I think the first obstacle would be to convince the stores, hotels, and restaurants that this was a good idea. I would venture to say that if you were limiting access then you would limiting yourr customer base. I would also venture to say that many of those shops would have a hard time staying afloat. Most of the fisheries are situated in small towns that rely on outdoorsmen (and a lot of them) to keep their businesses open. Implementing a program that could endanger local business that employ and provide for real people for the sake of fish might be a tough pill to swallow. If you owned the fly-shop in Almont near the Taylor, I wonder how many flies you would sell if you saw a substantial reduction in fisherman?

Secondly, requiring permits for a public stretch of water whose roads are funded by tax dollars would probably do nothing less than incite a riot…at least initially. Convincing not only fisherman but the general public that this is a responsible management policy would require substantial effort to accomplish. Many I’m sure would feel that public water should be open to the public, and that additional funds to harvest its resources would be an infringement of their liberties. I’m not sure that there are many examples of this being done before in our sport, and being the first (or one of them) would be a major change to the status quo.

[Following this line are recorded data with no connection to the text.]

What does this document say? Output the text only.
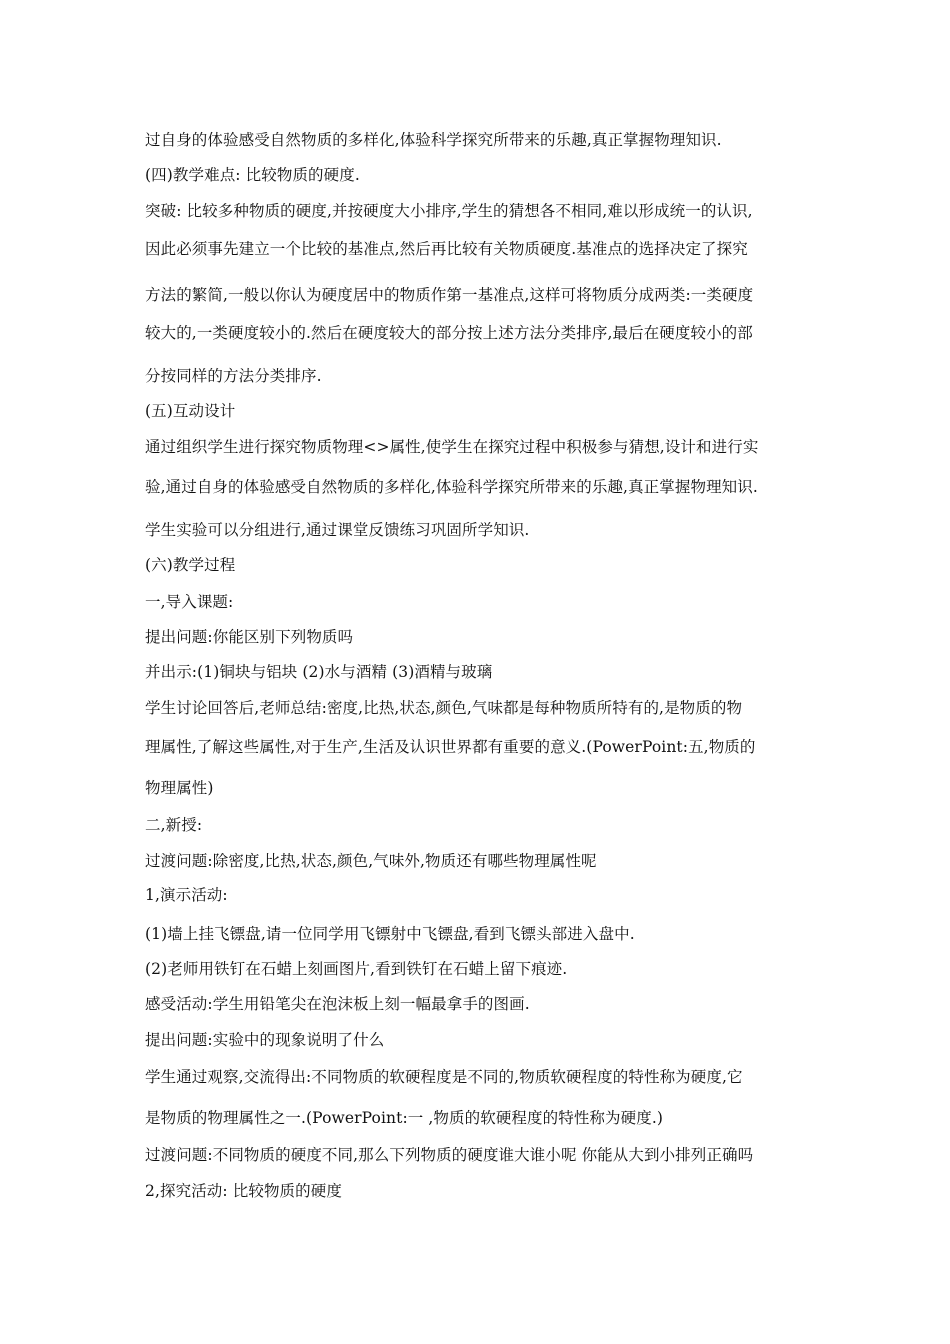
过自身的体验感受自然物质的多样化,体验科学探究所带来的乐趣,真正掌握物理知识.
(四)教学难点: 比较物质的硬度.
突破: 比较多种物质的硬度,并按硬度大小排序,学生的猜想各不相同,难以形成统一的认识,
因此必须事先建立一个比较的基准点,然后再比较有关物质硬度.基准点的选择决定了探究
方法的繁简,一般以你认为硬度居中的物质作第一基准点,这样可将物质分成两类:一类硬度
较大的,一类硬度较小的.然后在硬度较大的部分按上述方法分类排序,最后在硬度较小的部
分按同样的方法分类排序.
(五)互动设计
通过组织学生进行探究物质物理<>属性,使学生在探究过程中积极参与猜想,设计和进行实
验,通过自身的体验感受自然物质的多样化,体验科学探究所带来的乐趣,真正掌握物理知识.
学生实验可以分组进行,通过课堂反馈练习巩固所学知识.
(六)教学过程
一,导入课题:
提出问题:你能区别下列物质吗
并出示:(1)铜块与铝块 (2)水与酒精 (3)酒精与玻璃
学生讨论回答后,老师总结:密度,比热,状态,颜色,气味都是每种物质所特有的,是物质的物
理属性,了解这些属性,对于生产,生活及认识世界都有重要的意义.(PowerPoint:五,物质的
物理属性)
二,新授:
过渡问题:除密度,比热,状态,颜色,气味外,物质还有哪些物理属性呢
1,演示活动:
(1)墙上挂飞镖盘,请一位同学用飞镖射中飞镖盘,看到飞镖头部进入盘中.
(2)老师用铁钉在石蜡上刻画图片,看到铁钉在石蜡上留下痕迹.
感受活动:学生用铅笔尖在泡沫板上刻一幅最拿手的图画.
提出问题:实验中的现象说明了什么
学生通过观察,交流得出:不同物质的软硬程度是不同的,物质软硬程度的特性称为硬度,它
是物质的物理属性之一.(PowerPoint:一 ,物质的软硬程度的特性称为硬度.)
过渡问题:不同物质的硬度不同,那么下列物质的硬度谁大谁小呢 你能从大到小排列正确吗
2,探究活动: 比较物质的硬度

Overall, despite the possible drawbacks, responsibly managing fisheries is in the best interest of everyone. Will having a limit on the number of fisherman increase the productivity of the fishery? Absolutely. Will it also provide intangible environmental benefits, of course. While many fish may die if mishandled, I would feel much more confident having guided trips and “serious” fisherman on our waters. While paying money does not make you good at handling fish, I would like to think that it would have a positive impact. Allowing fish to complete their spawning rituals undisturbed would provide tremendous benefits almost immediately. Our population continues to grow and the more pressure we put on our fisheries, the worse they will be for our children. Hunters have paid to access our wilderness areas for years, and have had stringent rules on harvesting. These rules that were put in place have helped hunters enjoy a sustainable recreational hobby, regardless of the amount of people that want to do it. While today we may sit and discuss this thinking it might never happen, I assure you that sometime in the future it will. Unfortunately, I fear that by the time we realize the damage we do to our rivers that we will face a long road of recovery before our streams return to their former grandeur.